Recently I've read some papers on hashing techniques. It seems that hashing is everywhere.
In computer science, the hash table is commonly used as a efficient look-up data structures.
In encryption, the hashing is in the techniques such as md5 hash, sha hash, etc.
In the database area. The hashing is to build the key of the table in databases.
In machine learning, the hashing is to create short hash codes for efficient processing and economical storage, such as locality sensitive hashing, min-hash, sim-hash, hashing trick, and so on.
What are the same and different points of these applications on hashing? Could you help provide some readings or references on these hashing? Especially the differences on them. I'm confused on these hashing techniques.

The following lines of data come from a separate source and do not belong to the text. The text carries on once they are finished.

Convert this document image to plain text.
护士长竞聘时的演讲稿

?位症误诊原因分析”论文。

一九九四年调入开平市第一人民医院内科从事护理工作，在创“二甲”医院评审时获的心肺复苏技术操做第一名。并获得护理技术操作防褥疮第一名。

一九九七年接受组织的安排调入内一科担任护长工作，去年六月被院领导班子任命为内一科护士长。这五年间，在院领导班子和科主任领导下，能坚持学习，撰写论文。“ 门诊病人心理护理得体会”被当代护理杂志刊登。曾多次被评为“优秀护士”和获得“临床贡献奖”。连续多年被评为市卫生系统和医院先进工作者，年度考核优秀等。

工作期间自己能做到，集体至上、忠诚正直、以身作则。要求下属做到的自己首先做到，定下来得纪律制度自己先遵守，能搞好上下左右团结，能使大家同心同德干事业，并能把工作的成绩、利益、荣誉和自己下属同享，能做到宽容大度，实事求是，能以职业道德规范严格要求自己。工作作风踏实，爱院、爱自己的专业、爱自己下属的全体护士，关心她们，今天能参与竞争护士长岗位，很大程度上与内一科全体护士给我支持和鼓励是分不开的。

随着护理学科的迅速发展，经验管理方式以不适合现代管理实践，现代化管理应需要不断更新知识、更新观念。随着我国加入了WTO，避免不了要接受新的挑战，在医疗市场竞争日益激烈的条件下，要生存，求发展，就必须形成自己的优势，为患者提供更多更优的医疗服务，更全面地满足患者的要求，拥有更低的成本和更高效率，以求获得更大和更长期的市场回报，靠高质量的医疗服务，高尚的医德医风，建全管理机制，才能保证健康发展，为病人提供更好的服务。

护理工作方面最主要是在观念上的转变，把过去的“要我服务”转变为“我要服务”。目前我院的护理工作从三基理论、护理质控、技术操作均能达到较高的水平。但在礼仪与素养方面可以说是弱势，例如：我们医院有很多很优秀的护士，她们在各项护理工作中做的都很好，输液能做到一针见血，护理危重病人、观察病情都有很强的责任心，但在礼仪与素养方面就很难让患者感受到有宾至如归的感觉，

I think the essential point of hashing is the ability to take a group of content that is variable length, dynamic in nature, and asynchronous, and be able to apply an algorithm to each member of that content that results in a "stable", fixed-sized, and essentially unique identifier for each. That is the point of most of the examples you cited:
In all these cases you are making a small summary of the variable length content within each member of the group. Those small summaries make it much easier to deal with all the variable length content, and in the cases of hash tables can significantly speed up processing. Or especially in the case of cryptography can provide significant benefits, such as password protection (when using proper keyed and repetitive hashing) or content integrity verification.
You will note that hashes almost always result in the potential for collisions: e.g. two completely different members of the group with different content yet the hash algorithm generates the same summary/hash value. A critical part of the design of the hash function is to determine the acceptable level of duplications allowed, and in the design of the hash implementation to properly deal with a collision when it happens. For a hash table using only a small amount of RAM the collision rate may be high. Using 256 bit crypto-hashing functions, the probability of collision may be effectively zero.
Also, hashing is almost always "one way". Most hashing algorithms are deliberately "lossy" (which is why duplicates happen), and because of that one usually cannot reverse calculate the original variable length content from just the summary/hash value. There are brute force ways around that, but simple and fast reverse calculation is usually not possible.
Note that we use "hashing algorithms" in our real lives as well. We use first names of coworkers in large companies as a convenience in talking/ emailing/ chatting (a trivial hash) even though there will certainly be many coworkers with the same first name. And thus collisions happen ("Do you mean Mary in Accounting or Mary in Shipping?"). You may "hash" all the known products of facial tissue into the word "Kleenex" (at least in the U.S.), yet still prefer to buy and use a different brand.